The writer’s life is anything but glamorous—mostly staring out the window, then crossing out what I’ve just written. Nonetheless, readings and author interviews are inevitably peppered with process questions: Do you write by hand or on the computer? How much do you write every day? How long did this book take you? The nitty-gritty aspects of writing never fail to intrigue us. I suspect we’re looking for the magic: When and how does it strike? So when a colleague suggested I write a “behind the scenes” blog post, I thought I’d give it a go. Here are a few peeks:

A writing morning starts with a visit to my journal. What’s stirring today? What were my dreams and what do I make of them? What in my reading or family or work is rumbling in me? I need that daily, audience-less check-in to remember (re-member) my interior world. Even though I almost never revisit old journals, they are the wellspring for everything in my exterior creative life. Journaling keeps me sane, and I love the way ink flows from this fancy fountain pen gift from my parents.

For decades I composed exclusively on the computer. After two years of pandemic zooming, however, the screen makes me want to run for the woods, so for my latest project I’m using college-ruled notebooks and cheap fountain pen. I write characters sketches, plot out narrative chronology, draft scenes, and do my window-gazing from the sofa. Yes, writing by hand is slow, but slowness has its gifts—the primary one being pleasure.

After I accumulate enough handwritten fragments, I move into Scrivener, a word processing program that’s especially agile for book-length projects. While typing up early drafts I make major changes, mostly additions—my first revision, I suppose, although it still feels like a mess of prewriting. In any given morning, I move back and forth between the notebook and computer, tapping both the joy and freedom of the physical page and the organizational capacity of Scrivener.

Because I write on the computer, my biggest distraction is email. Occasionally I remind myself that, prior to the internet, I was just as distracted by clipping my toenails and brewing another pot of tea. Writing has always been and likely always be accompanied by the desire to flee. These days I use the top of the hour as my excuse to check—but not answer–email.

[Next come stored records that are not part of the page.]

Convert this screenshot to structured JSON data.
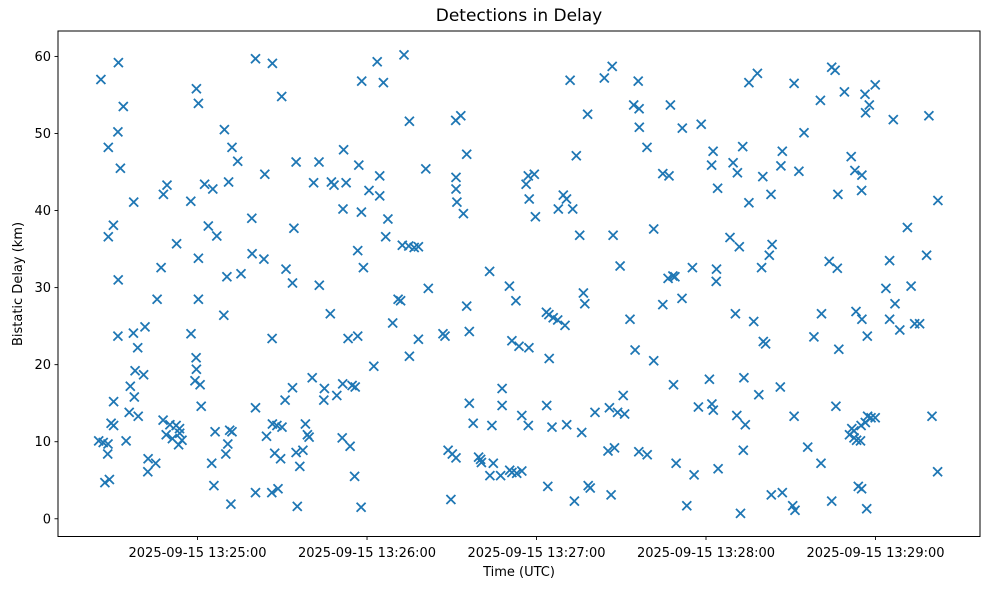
{
  "window": {
    "title": "Detections in Delay"
  },
  "chart_data": {
    "type": "scatter",
    "title": "Detections in Delay",
    "xlabel": "Time (UTC)",
    "ylabel": "Bistatic Delay (km)",
    "marker": "x",
    "marker_color": "#1f77b4",
    "axes_color": "#000000",
    "grid": false,
    "legend": null,
    "x_axis": {
      "unit": "seconds after 2025-09-15 13:24:00 UTC",
      "lim": [
        10.6,
        337.0
      ],
      "ticks": [
        {
          "value": 60,
          "label": "2025-09-15 13:25:00"
        },
        {
          "value": 120,
          "label": "2025-09-15 13:26:00"
        },
        {
          "value": 180,
          "label": "2025-09-15 13:27:00"
        },
        {
          "value": 240,
          "label": "2025-09-15 13:28:00"
        },
        {
          "value": 300,
          "label": "2025-09-15 13:29:00"
        }
      ]
    },
    "y_axis": {
      "unit": "km",
      "lim": [
        -2.3,
        63.3
      ],
      "ticks": [
        {
          "value": 0,
          "label": "0"
        },
        {
          "value": 10,
          "label": "10"
        },
        {
          "value": 20,
          "label": "20"
        },
        {
          "value": 30,
          "label": "30"
        },
        {
          "value": 40,
          "label": "40"
        },
        {
          "value": 50,
          "label": "50"
        },
        {
          "value": 60,
          "label": "60"
        }
      ]
    },
    "points": [
      [
        32.0,
        59.2
      ],
      [
        25.8,
        57.0
      ],
      [
        33.7,
        53.5
      ],
      [
        59.6,
        55.8
      ],
      [
        60.3,
        53.9
      ],
      [
        80.5,
        59.7
      ],
      [
        86.5,
        59.1
      ],
      [
        89.8,
        54.8
      ],
      [
        118.1,
        56.8
      ],
      [
        31.8,
        50.2
      ],
      [
        28.4,
        48.2
      ],
      [
        69.5,
        50.5
      ],
      [
        72.2,
        48.2
      ],
      [
        74.2,
        46.4
      ],
      [
        32.7,
        45.5
      ],
      [
        83.8,
        44.7
      ],
      [
        94.9,
        46.3
      ],
      [
        103.0,
        46.3
      ],
      [
        117.1,
        45.9
      ],
      [
        111.7,
        47.9
      ],
      [
        101.1,
        43.6
      ],
      [
        107.4,
        43.7
      ],
      [
        108.3,
        43.3
      ],
      [
        112.6,
        43.6
      ],
      [
        49.2,
        43.3
      ],
      [
        47.9,
        42.1
      ],
      [
        62.5,
        43.4
      ],
      [
        65.4,
        42.8
      ],
      [
        71.0,
        43.7
      ],
      [
        57.6,
        41.2
      ],
      [
        37.4,
        41.1
      ],
      [
        111.5,
        40.2
      ],
      [
        118.0,
        39.8
      ],
      [
        30.2,
        38.1
      ],
      [
        28.4,
        36.6
      ],
      [
        63.8,
        38.0
      ],
      [
        66.8,
        36.7
      ],
      [
        79.2,
        39.0
      ],
      [
        94.1,
        37.7
      ],
      [
        52.6,
        35.7
      ],
      [
        60.3,
        33.8
      ],
      [
        79.3,
        34.4
      ],
      [
        83.5,
        33.7
      ],
      [
        47.1,
        32.6
      ],
      [
        91.3,
        32.4
      ],
      [
        116.7,
        34.8
      ],
      [
        118.7,
        32.6
      ],
      [
        70.4,
        31.4
      ],
      [
        75.4,
        31.8
      ],
      [
        133.1,
        60.2
      ],
      [
        123.6,
        59.3
      ],
      [
        125.8,
        56.6
      ],
      [
        191.9,
        56.9
      ],
      [
        204.0,
        57.2
      ],
      [
        206.8,
        58.7
      ],
      [
        216.0,
        56.8
      ],
      [
        214.4,
        53.7
      ],
      [
        216.3,
        53.2
      ],
      [
        227.4,
        53.7
      ],
      [
        198.1,
        52.5
      ],
      [
        135.0,
        51.6
      ],
      [
        151.4,
        51.7
      ],
      [
        153.2,
        52.3
      ],
      [
        216.4,
        50.8
      ],
      [
        219.1,
        48.2
      ],
      [
        155.3,
        47.3
      ],
      [
        194.1,
        47.1
      ],
      [
        140.8,
        45.4
      ],
      [
        124.5,
        44.5
      ],
      [
        120.7,
        42.6
      ],
      [
        124.5,
        41.9
      ],
      [
        151.5,
        44.3
      ],
      [
        151.5,
        42.8
      ],
      [
        151.8,
        41.1
      ],
      [
        154.1,
        39.6
      ],
      [
        177.1,
        44.5
      ],
      [
        179.2,
        44.7
      ],
      [
        176.3,
        43.4
      ],
      [
        177.4,
        41.5
      ],
      [
        179.6,
        39.2
      ],
      [
        189.5,
        42.0
      ],
      [
        187.7,
        40.2
      ],
      [
        190.6,
        41.5
      ],
      [
        192.8,
        40.2
      ],
      [
        224.7,
        44.8
      ],
      [
        226.9,
        44.5
      ],
      [
        127.4,
        38.9
      ],
      [
        126.6,
        36.6
      ],
      [
        132.5,
        35.5
      ],
      [
        134.8,
        35.4
      ],
      [
        136.7,
        35.2
      ],
      [
        138.2,
        35.3
      ],
      [
        195.3,
        36.8
      ],
      [
        207.1,
        36.8
      ],
      [
        221.5,
        37.6
      ],
      [
        163.4,
        32.1
      ],
      [
        209.6,
        32.8
      ],
      [
        229.0,
        31.4
      ],
      [
        258.2,
        57.8
      ],
      [
        255.2,
        56.6
      ],
      [
        284.5,
        58.6
      ],
      [
        285.7,
        58.2
      ],
      [
        271.2,
        56.5
      ],
      [
        299.9,
        56.3
      ],
      [
        289.0,
        55.4
      ],
      [
        296.3,
        55.1
      ],
      [
        297.8,
        53.7
      ],
      [
        280.5,
        54.3
      ],
      [
        296.5,
        52.7
      ],
      [
        306.3,
        51.8
      ],
      [
        318.9,
        52.3
      ],
      [
        231.6,
        50.7
      ],
      [
        238.3,
        51.2
      ],
      [
        274.7,
        50.1
      ],
      [
        242.5,
        47.7
      ],
      [
        253.0,
        48.3
      ],
      [
        242.0,
        45.9
      ],
      [
        249.6,
        46.2
      ],
      [
        251.1,
        44.9
      ],
      [
        267.0,
        47.7
      ],
      [
        266.5,
        45.8
      ],
      [
        272.9,
        45.1
      ],
      [
        260.1,
        44.4
      ],
      [
        291.4,
        47.0
      ],
      [
        292.7,
        45.2
      ],
      [
        295.2,
        44.6
      ],
      [
        244.1,
        42.9
      ],
      [
        263.0,
        42.1
      ],
      [
        255.2,
        41.0
      ],
      [
        286.7,
        42.1
      ],
      [
        295.1,
        42.6
      ],
      [
        322.1,
        41.3
      ],
      [
        311.3,
        37.8
      ],
      [
        248.5,
        36.5
      ],
      [
        251.8,
        35.3
      ],
      [
        263.4,
        35.6
      ],
      [
        262.4,
        34.2
      ],
      [
        283.6,
        33.4
      ],
      [
        286.5,
        32.5
      ],
      [
        305.0,
        33.5
      ],
      [
        318.1,
        34.2
      ],
      [
        235.2,
        32.6
      ],
      [
        243.7,
        32.4
      ],
      [
        259.7,
        32.6
      ],
      [
        31.9,
        31.0
      ],
      [
        93.6,
        30.6
      ],
      [
        103.1,
        30.3
      ],
      [
        45.7,
        28.5
      ],
      [
        60.3,
        28.5
      ],
      [
        69.3,
        26.4
      ],
      [
        107.0,
        26.6
      ],
      [
        41.4,
        24.9
      ],
      [
        31.8,
        23.7
      ],
      [
        37.3,
        24.1
      ],
      [
        38.8,
        22.2
      ],
      [
        57.7,
        24.0
      ],
      [
        86.4,
        23.4
      ],
      [
        113.3,
        23.4
      ],
      [
        116.7,
        23.7
      ],
      [
        59.5,
        20.9
      ],
      [
        59.6,
        19.4
      ],
      [
        59.1,
        17.9
      ],
      [
        60.9,
        17.4
      ],
      [
        37.9,
        19.2
      ],
      [
        40.9,
        18.7
      ],
      [
        36.2,
        17.2
      ],
      [
        37.6,
        15.8
      ],
      [
        30.3,
        15.2
      ],
      [
        61.3,
        14.6
      ],
      [
        80.5,
        14.4
      ],
      [
        100.6,
        18.3
      ],
      [
        93.6,
        17.0
      ],
      [
        104.9,
        16.9
      ],
      [
        111.4,
        17.5
      ],
      [
        114.7,
        17.3
      ],
      [
        115.8,
        17.1
      ],
      [
        109.3,
        16.0
      ],
      [
        104.7,
        15.4
      ],
      [
        91.0,
        15.4
      ],
      [
        35.8,
        13.8
      ],
      [
        39.0,
        13.3
      ],
      [
        29.4,
        12.4
      ],
      [
        30.3,
        12.1
      ],
      [
        47.8,
        12.8
      ],
      [
        50.2,
        12.2
      ],
      [
        52.4,
        12.1
      ],
      [
        53.6,
        11.7
      ],
      [
        48.9,
        10.9
      ],
      [
        51.1,
        10.4
      ],
      [
        53.7,
        11.1
      ],
      [
        54.5,
        10.2
      ],
      [
        53.3,
        9.6
      ],
      [
        25.0,
        10.1
      ],
      [
        26.6,
        9.9
      ],
      [
        28.3,
        9.7
      ],
      [
        34.7,
        10.1
      ],
      [
        66.2,
        11.3
      ],
      [
        71.4,
        11.5
      ],
      [
        72.2,
        11.3
      ],
      [
        70.7,
        9.7
      ],
      [
        84.4,
        10.7
      ],
      [
        86.5,
        12.3
      ],
      [
        88.1,
        12.1
      ],
      [
        89.9,
        11.9
      ],
      [
        98.2,
        12.3
      ],
      [
        98.9,
        10.9
      ],
      [
        99.5,
        10.6
      ],
      [
        111.2,
        10.5
      ],
      [
        114.0,
        9.4
      ],
      [
        28.2,
        8.4
      ],
      [
        70.0,
        8.4
      ],
      [
        42.5,
        7.8
      ],
      [
        45.2,
        7.2
      ],
      [
        65.0,
        7.2
      ],
      [
        87.3,
        8.5
      ],
      [
        89.4,
        7.8
      ],
      [
        94.9,
        8.6
      ],
      [
        97.3,
        8.9
      ],
      [
        96.2,
        6.8
      ],
      [
        42.4,
        6.1
      ],
      [
        27.2,
        4.7
      ],
      [
        28.8,
        5.1
      ],
      [
        115.6,
        5.5
      ],
      [
        65.8,
        4.3
      ],
      [
        80.5,
        3.4
      ],
      [
        86.3,
        3.4
      ],
      [
        88.5,
        3.9
      ],
      [
        71.8,
        1.9
      ],
      [
        95.3,
        1.6
      ],
      [
        117.9,
        1.5
      ],
      [
        141.7,
        29.9
      ],
      [
        131.0,
        28.5
      ],
      [
        131.9,
        28.3
      ],
      [
        155.3,
        27.6
      ],
      [
        170.4,
        30.2
      ],
      [
        172.7,
        28.3
      ],
      [
        129.1,
        25.4
      ],
      [
        138.2,
        23.3
      ],
      [
        146.9,
        24.0
      ],
      [
        147.6,
        23.7
      ],
      [
        156.2,
        24.3
      ],
      [
        135.0,
        21.1
      ],
      [
        122.4,
        19.8
      ],
      [
        183.5,
        26.8
      ],
      [
        184.4,
        26.5
      ],
      [
        185.9,
        26.1
      ],
      [
        187.5,
        25.8
      ],
      [
        190.1,
        25.1
      ],
      [
        196.6,
        29.3
      ],
      [
        197.1,
        27.9
      ],
      [
        171.3,
        23.1
      ],
      [
        173.8,
        22.4
      ],
      [
        177.3,
        22.2
      ],
      [
        184.5,
        20.8
      ],
      [
        213.1,
        25.9
      ],
      [
        224.7,
        27.8
      ],
      [
        226.6,
        31.2
      ],
      [
        228.3,
        31.5
      ],
      [
        214.9,
        21.9
      ],
      [
        221.5,
        20.5
      ],
      [
        228.5,
        17.4
      ],
      [
        167.8,
        16.9
      ],
      [
        167.8,
        14.7
      ],
      [
        156.2,
        15.0
      ],
      [
        157.6,
        12.4
      ],
      [
        164.2,
        12.1
      ],
      [
        174.8,
        13.4
      ],
      [
        177.1,
        12.1
      ],
      [
        183.6,
        14.7
      ],
      [
        185.5,
        11.9
      ],
      [
        190.7,
        12.2
      ],
      [
        196.0,
        11.2
      ],
      [
        200.7,
        13.8
      ],
      [
        205.8,
        14.4
      ],
      [
        210.7,
        16.0
      ],
      [
        208.7,
        13.8
      ],
      [
        211.2,
        13.6
      ],
      [
        148.7,
        8.9
      ],
      [
        150.2,
        8.4
      ],
      [
        151.5,
        7.9
      ],
      [
        159.5,
        8.0
      ],
      [
        160.2,
        7.7
      ],
      [
        160.5,
        7.3
      ],
      [
        164.7,
        7.2
      ],
      [
        163.5,
        5.6
      ],
      [
        167.3,
        5.6
      ],
      [
        170.5,
        6.3
      ],
      [
        171.3,
        6.0
      ],
      [
        173.0,
        5.9
      ],
      [
        174.8,
        6.2
      ],
      [
        184.0,
        4.2
      ],
      [
        193.4,
        2.3
      ],
      [
        198.3,
        4.3
      ],
      [
        199.0,
        4.0
      ],
      [
        206.4,
        3.1
      ],
      [
        205.3,
        8.8
      ],
      [
        207.6,
        9.2
      ],
      [
        216.2,
        8.7
      ],
      [
        219.2,
        8.3
      ],
      [
        149.7,
        2.5
      ],
      [
        243.6,
        30.8
      ],
      [
        231.5,
        28.6
      ],
      [
        250.4,
        26.6
      ],
      [
        256.9,
        25.6
      ],
      [
        260.3,
        23.0
      ],
      [
        261.1,
        22.7
      ],
      [
        280.9,
        26.6
      ],
      [
        278.2,
        23.6
      ],
      [
        287.0,
        22.0
      ],
      [
        293.1,
        26.9
      ],
      [
        295.2,
        25.9
      ],
      [
        297.1,
        23.7
      ],
      [
        303.7,
        29.9
      ],
      [
        312.6,
        30.2
      ],
      [
        306.9,
        27.9
      ],
      [
        305.0,
        25.9
      ],
      [
        308.6,
        24.5
      ],
      [
        313.9,
        25.3
      ],
      [
        315.6,
        25.3
      ],
      [
        241.2,
        18.1
      ],
      [
        253.4,
        18.3
      ],
      [
        258.7,
        16.1
      ],
      [
        266.3,
        17.1
      ],
      [
        237.3,
        14.5
      ],
      [
        242.1,
        14.9
      ],
      [
        242.6,
        14.1
      ],
      [
        250.9,
        13.4
      ],
      [
        253.9,
        12.2
      ],
      [
        271.2,
        13.3
      ],
      [
        286.0,
        14.6
      ],
      [
        297.2,
        13.3
      ],
      [
        298.4,
        13.1
      ],
      [
        299.9,
        13.1
      ],
      [
        294.9,
        12.1
      ],
      [
        296.4,
        12.5
      ],
      [
        291.6,
        11.7
      ],
      [
        292.4,
        11.4
      ],
      [
        290.8,
        10.9
      ],
      [
        292.4,
        10.5
      ],
      [
        293.3,
        10.2
      ],
      [
        294.7,
        10.1
      ],
      [
        320.0,
        13.3
      ],
      [
        253.2,
        8.9
      ],
      [
        276.0,
        9.3
      ],
      [
        280.7,
        7.2
      ],
      [
        229.4,
        7.2
      ],
      [
        235.8,
        5.7
      ],
      [
        244.3,
        6.5
      ],
      [
        322.0,
        6.1
      ],
      [
        293.9,
        4.2
      ],
      [
        295.1,
        3.9
      ],
      [
        263.1,
        3.1
      ],
      [
        267.0,
        3.4
      ],
      [
        270.7,
        1.7
      ],
      [
        271.5,
        1.1
      ],
      [
        284.5,
        2.3
      ],
      [
        296.9,
        1.3
      ],
      [
        233.2,
        1.7
      ],
      [
        252.2,
        0.7
      ]
    ]
  }
}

Perhaps because half of my mornings include getting my daughter to school or perhaps because I spend so much time window-gazing, I’ve never been one of those writers motivated by word-count goals. What I get done in the time I have is enough. At noon, before I conclude my writing morning, I make sure I’m in the middle of something—a sentence, a paragraph, a scene. That way I have traction when I begin the next day.

When and how does the magic strike? Beats me. All I know is that I need to be working when it does, and that work includes those long, blank stares at my muse—the elm across the alley.